编者按:今年1月初,本刊收到张志江牧师寄来的信和赵西门老弟兄《归喀断札》的手稿(张牧师1950年奉献事主,曾在老挝等地作宣教士25年,1975年来美,现在马里兰牧会)。张牧师的信中说:“这是赵西门弟兄1988年出狱后之手稿,辗转到达香港胡恩德先生手中,再由其公子胡荫磐弟兄转到我手代存,已经12年了。现在赵弟兄已83岁高龄……这是赵老弟兄夫妇用血、用泪、用生命所作的最宝贵见证,愿圣灵大大使用,感动更多中国青年基督徒踏上这条十字架的血路……”

 

一、我还在活着吗?

 

    似乎还在活着,却像死了

    似乎还在活着,又像梦中

    啊,我活着,不再是我

    是基督在我身上活着

 

    我还在活着吗?

 

    记得35年前,离开这里时,满城挤着埃及式的土屋。今天,我走下长途公共汽车,眼前是一片现代化的高楼,它气势凌人,使我大为惊讶:这是“丝绸之路”上的古城喀什噶尔吗?是我被囚的地方吗?想当年我的镣声震动在这街头,曾使那些土屋门前的老乡们困惑地凝望我沉重的脚镣,似乎在发问:“这个人犯了甚么大罪?”

 

    又记得,那一年严冬,一天早晨,我载着镣铐,在囚车上诀别这块土地时,回头一看,那朝阳下朦胧的古城,似乎在向我说道:“愿你带着基督的名,活着再回来!” 我的家人,如果知道她们的亲人,今天早晨要永远离开她们,一定也会含着热泪遥望囚车上远去的亲人说道:“愿你带着基督的名,活着再回来!”

 

    是的,基督的名始终没有离开过我。被枪押、被镣锁、被铐拷、被棒打、被脚踢、被辱骂、被追杀、卧雪地、坐黑牢、赤身站冰雪、带病下煤窑、身披虫虱、血呕山沟、与死人同卧、与豺狼同居、被打倒又踏上几只脚、被拉上死刑宣判台又被拉下来、似已筋断骨折、却又未受损伤,似已绝了气、却还在活着……这一切,并非因为犯了一丝一毫的罪,只是因为耶稣基督的名。

 

    我还在活着吗?

 

    我总觉得,我好像已死去很久、很久,无人记念……(诗篇31:12)不,记得1958年那次狂风暴雨;我带着锁链,被推进黑暗无光必死的“黑号”牢房,维语叫“卡拉欧衣”,耳中充满恐怖的声音:“抗拒交待死路一条!”……但当铁门的铁锁卡当一响,忽然听见有一生命权能的声音:“你必不至死;仍要存活,并要为我作见证!”(诗篇118:17)

 

    这声音,过了31年,使我还在活着,又使锁链从我身上脱落,并使我还能在新疆为他作见证。

 

    ──无知的人哪,你所种的若不死,就不能生!(哥林多前书15:36)

 

    1988.6 疏勒

 

二、鹅毛大雪

 

    草必枯干,花必凋谢,唯有主的道是永存的。
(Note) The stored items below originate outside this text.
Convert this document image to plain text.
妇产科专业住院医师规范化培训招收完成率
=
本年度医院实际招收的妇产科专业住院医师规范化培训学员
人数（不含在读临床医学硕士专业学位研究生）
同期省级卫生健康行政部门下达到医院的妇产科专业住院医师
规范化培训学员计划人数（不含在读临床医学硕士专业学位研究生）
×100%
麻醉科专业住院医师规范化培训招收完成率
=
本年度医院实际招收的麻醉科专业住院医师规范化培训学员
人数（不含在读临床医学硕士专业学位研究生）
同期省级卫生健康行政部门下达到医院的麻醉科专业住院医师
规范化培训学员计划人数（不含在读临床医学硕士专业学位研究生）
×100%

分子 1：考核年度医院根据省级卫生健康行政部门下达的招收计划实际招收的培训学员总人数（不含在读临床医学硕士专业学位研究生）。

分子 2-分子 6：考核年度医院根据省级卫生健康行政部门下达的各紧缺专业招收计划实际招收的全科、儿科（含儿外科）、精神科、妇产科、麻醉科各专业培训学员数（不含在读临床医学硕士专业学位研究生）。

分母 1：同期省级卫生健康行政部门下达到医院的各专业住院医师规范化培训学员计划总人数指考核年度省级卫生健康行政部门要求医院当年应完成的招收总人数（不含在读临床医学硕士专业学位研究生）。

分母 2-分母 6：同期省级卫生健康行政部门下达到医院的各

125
(彼得前书1:24,25)

 

    记得我小的时候,有一天站在房门口,看见满天鹅毛大雪,迷朦中影影绰绰走来一个人,啊,原来是凶恶的保长。他手里拿着一根马棒,我知道,这是专为催逼“摊派钱”吓唬人的棒子。这时,他用马棒敲打着我家的炕沿啪啪作响,又用马棒指着我妈妈的鼻子:“给!没钱给粮!这是摊派钱,脱不了!”妈妈被逼得走投无路,坐在炕沿上哀哀哭泣。“不要装穷!”保长又用马棒敲打炕沿。这根罪恶的马棒,从那时起,使我立志要折断它。但又一想:怎么折断呢?折断一根又会生出一根。保长多得很,每个保长都有一根马棒。这些人都是“官儿”,下自甲长,上至皇帝,大大小小同类不同衣裳的“官儿”充满了世界啊!于是我立志要改变这个“官儿世界”。“鬼!”保长留下一句咒语气忿忿地走出门去,鬼影一般消失在茫茫雪帐。我站在门前仇恨地想了很久,一定要改变这个罪恶世界!但,怎么改变呢?十几年后才决志:用笔,改造人心!

 

    几年后,又遇一次鹅毛大雪,还是在我家乡沈阳城。我走出邮局,手里拿着稿费,心中冷冷冰冰。想着:这40元稿费,交给母亲不知够一家几天生活?又想到:原来用笔改造人心的正义、尊严的理想,经过实践已遭到破坏和摧残,难能实现啊!监狱的黑门,狼狗的牙齿,已暗暗向我张开。恐怖,我倒不在乎,问题是我这管笔究竟能不能改造人心?

 

    路上,鹅毛飞雪不停地扑打着我,我脑子里交织着人生迷惘的梦。

 

    后来又有一次,仍是鹅毛大雪覆盖着沈阳城。有一个青年人,踏着黎明的雪光,思绪深沉地走着。“草必枯干,花必凋谢,唯有主的道是永存的。”(彼得前书1:24、25)他自重生得救以后,圣灵就用这句话感动他,把他从稿堆中拉出来,使他知道:用人的笔改造人的正义、尊严的理想,是撒但所造的、带着光晕的诱饵,是必将幻灭的梦境;唯有主的道能改变人心,使人得生命,此外别无他法。于是他把自己一生奉献给主,要作主手中撒播主道的器皿。

 

    鹅毛大雪不住地飞。他穿过几条小胡同,走到沈阳东关教会的院子,跨进一间守望楼祷告室,没有想到他的这一脚,便踏上了走向各各他一生苦难的道路。

 

    这个青年人,就是29岁的我。从这守望楼起步,我踏进了另一个属灵境界。

 

    “耶和华如此说:我从羊圈中将你召来,叫你不再跟从羊群。”(历代志上17:7)

 

    1988.7  疏勒

 

 

三、无人去的地方

 

    “无人去的地方,你要去!”这是42年前主对我的呼召。

 

    “草必枯干,花必凋谢,唯有主的道是永存的。”(彼得前书1:24、25)

 

    我正在埋头写作日夜希望,矢志用笔改造人心的时候,忽然主用这句话改变了我的志向,于是把自己的一生奉献给主,矢志一生为他传生命的道。

 

    正在那时,战云笼罩着中国东北部上空,酝酿着人类的一场灾难,千万人的生命将葬送于战火。面对人类的一场浩劫,我心焦如火。为了抢救灵魂,快快去传福音!但是没有主的差遣,往何处去呢?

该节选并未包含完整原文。